The junta has been accused by Western governments of systematic atrocities and excessive use of air strikes and artillery in civilian areas. It has dismissed that as misinformation and says it is targeting “terrorists”.
In a report published in July, the UN Special Rapporteur on the situation of human rights in Myanmar, Tom Andrews, said women’s rights organisations had identified increasing reports of the trafficking of women and girls following the enactment of the conscription law.
“Women are using dangerous channels to flee the country amid fears of conscription, putting them at high risk of trafficking and other forms of exploitation. Conscription exemptions for married women also raise the risk of early and forced marriage for girls and women,” Mr. Andrews wrote.
Severe hardships
The military call-up comes on top of an economic crisis that has sent the currency spiralling lower and caused unemployment to surge. The World Bank says women have been particularly hard hit by the economic downturn that followed the COVID-19 pandemic and the coup.
“There is no safe place for women and girls … they have to survive in risky situations,” she said.
Women were at the forefront of resistance to the 2021 coup and have also joined armed groups fighting the military. Around one-fifth of the 20,000 political prisoners in Myanmar are female, according to a local rights group.
Women from the Rohingya, a mostly Muslim minority from Myanmar’s Rakhine State, have also faced fresh hardships after years of abuses.
Although Rohingya are not eligible for conscription under the law because they are denied citizenship, the military has conscripted more than 1,000 Rohingya men and boys since February using methods including abduction, threats and false promises of citizenship, according to a Human Rights Watch report.
And this has had an effect on women and the economic welfare of their households.
“Families are worried … Women don’t want their husbands to go,” said Sofia, a Rohingya women’s protection specialist in Rakhine State, who also used a pseudonym for security reasons.
The International Organization for Migration in Thailand said it had seen a steady increase in people crossing the border from Myanmar, including a nearly 30% increase between January and February.
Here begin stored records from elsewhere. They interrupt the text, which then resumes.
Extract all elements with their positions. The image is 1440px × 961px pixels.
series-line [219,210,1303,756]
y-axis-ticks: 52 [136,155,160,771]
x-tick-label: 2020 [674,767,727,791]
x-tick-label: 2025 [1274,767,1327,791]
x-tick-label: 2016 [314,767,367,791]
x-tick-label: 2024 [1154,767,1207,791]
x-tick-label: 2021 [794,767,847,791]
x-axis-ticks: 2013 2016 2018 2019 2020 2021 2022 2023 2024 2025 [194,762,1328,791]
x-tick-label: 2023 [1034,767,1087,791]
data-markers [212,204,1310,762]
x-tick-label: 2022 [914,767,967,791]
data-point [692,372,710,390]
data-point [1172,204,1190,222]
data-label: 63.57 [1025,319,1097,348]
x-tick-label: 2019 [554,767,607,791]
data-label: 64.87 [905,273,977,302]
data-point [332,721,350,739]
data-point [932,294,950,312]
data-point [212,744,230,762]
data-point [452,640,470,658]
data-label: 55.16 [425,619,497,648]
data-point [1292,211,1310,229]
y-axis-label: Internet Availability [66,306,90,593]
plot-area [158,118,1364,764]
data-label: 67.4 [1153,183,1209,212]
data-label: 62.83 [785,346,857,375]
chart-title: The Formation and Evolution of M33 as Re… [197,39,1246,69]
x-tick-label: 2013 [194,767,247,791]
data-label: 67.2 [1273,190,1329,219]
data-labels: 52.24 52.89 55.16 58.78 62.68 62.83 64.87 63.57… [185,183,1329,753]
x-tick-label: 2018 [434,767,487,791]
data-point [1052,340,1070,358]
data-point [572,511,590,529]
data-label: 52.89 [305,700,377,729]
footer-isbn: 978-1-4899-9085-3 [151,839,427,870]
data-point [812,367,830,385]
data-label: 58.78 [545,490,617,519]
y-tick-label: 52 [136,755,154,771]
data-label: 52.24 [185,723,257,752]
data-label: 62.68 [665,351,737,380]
Women were more likely than men to enter without official documentation, it added.
But it’s not just military conscription that some women have to fear.
In the eastern Shan State, at least three ethnic armed groups have announced mandatory service policies in recent months. Two of these groups conscript women.
Fear of being conscripted into an ethnic armed group drove 16-year-old Christine, who also did not give her real name for security reasons, from her home in Lashio township in February after one of the armed groups there told her grandmother that Christine and her siblings would have to serve in its forces. They fled the next day and Christine headed to Malaysia.
She is now in Kuala Lumpur where she is terrified of being arrested by immigration officials.